Tensions between the U.S. and China over tech have also led to recent Department of Commerce and Treasury regulations devised to monitor and deter foreign investment and restrict the flow of high-tech exports across borders. In October, Vice President Mike Pence referenced China’s influence in U.S. technology as a key concern during remarks on the administration’s China policy at Hudson Institute.
Chinese access points into the U.S. space industry do not end with investments and commercial partnerships. In 2018, China-based hackers infiltrated U.S. defense contractors, satellite operators, and telecommunications companies, infecting satellite operating systems that controlled positioning and data transfers. A similar attack in 2014 hacked U.S. satellite weather systems.
China’s space ambitions fit in well with their broader goal of becoming a global technology leader. Earlier this month the country launched its Chang’e-4 spacecraft with the intention of becoming the first nation to land on the far side of the Moon. China is also building up its Beidou system, a satellite network that recently launched its 42nd and 43rd satellites. With Beidou, China intends to compete globally with the U.S. GPS system. Beijing has a number of other space-related goals on its agenda that will require advanced technologies in areas such as launch vehicles and robotics.

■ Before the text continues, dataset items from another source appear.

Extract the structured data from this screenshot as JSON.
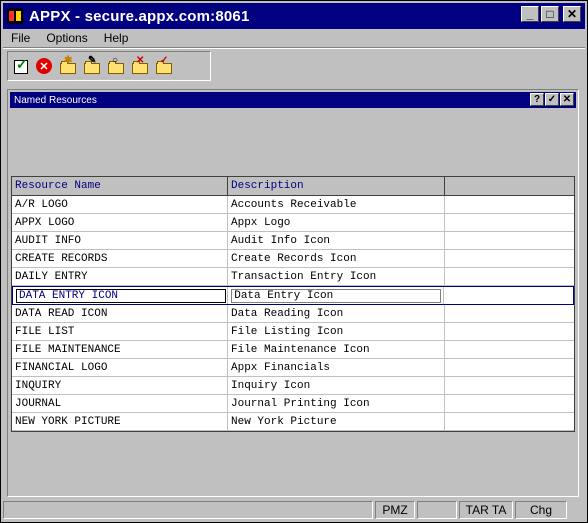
{
  "window": {
    "title": "APPX - secure.appx.com:8061"
  },
  "menu": [
    "File",
    "Options",
    "Help"
  ],
  "toolbar": {
    "icons": [
      "ok-check-icon",
      "cancel-icon",
      "folder-new-icon",
      "folder-edit-icon",
      "folder-search-icon",
      "folder-delete-icon",
      "folder-check-icon"
    ]
  },
  "subwindow": {
    "title": "Named Resources",
    "help": "?",
    "ok": "✓",
    "close": "✕"
  },
  "table": {
    "headers": [
      "Resource Name",
      "Description",
      ""
    ],
    "rows": [
      {
        "name": "A/R LOGO",
        "desc": "Accounts Receivable"
      },
      {
        "name": "APPX LOGO",
        "desc": "Appx Logo"
      },
      {
        "name": "AUDIT INFO",
        "desc": "Audit Info Icon"
      },
      {
        "name": "CREATE RECORDS",
        "desc": "Create Records Icon"
      },
      {
        "name": "DAILY ENTRY",
        "desc": "Transaction Entry Icon"
      },
      {
        "name": "DATA ENTRY ICON",
        "desc": "Data Entry Icon"
      },
      {
        "name": "DATA READ ICON",
        "desc": "Data Reading Icon"
      },
      {
        "name": "FILE LIST",
        "desc": "File Listing Icon"
      },
      {
        "name": "FILE MAINTENANCE",
        "desc": "File Maintenance Icon"
      },
      {
        "name": "FINANCIAL LOGO",
        "desc": "Appx Financials"
      },
      {
        "name": "INQUIRY",
        "desc": "Inquiry Icon"
      },
      {
        "name": "JOURNAL",
        "desc": "Journal Printing Icon"
      },
      {
        "name": "NEW YORK PICTURE",
        "desc": "New York Picture"
      }
    ]
  },
  "status": {
    "p1": "",
    "p2": "PMZ",
    "p3": "",
    "p4": "TAR TA",
    "p5": "Chg"
  }
}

China is flexing its financial muscle to become a global technology leader, resulting in increased attention from U.S. policymakers. In the wake of The Wall Street Journal investigation into Global IP and the fallout that has resulted from the recent arrest of Huawei Technologies’ CFO, U.S. space companies should be cautious about their interactions with China. And participating, when appropriate, in policy conversations regarding the future of U.S.-Sino relations couldn’t hurt.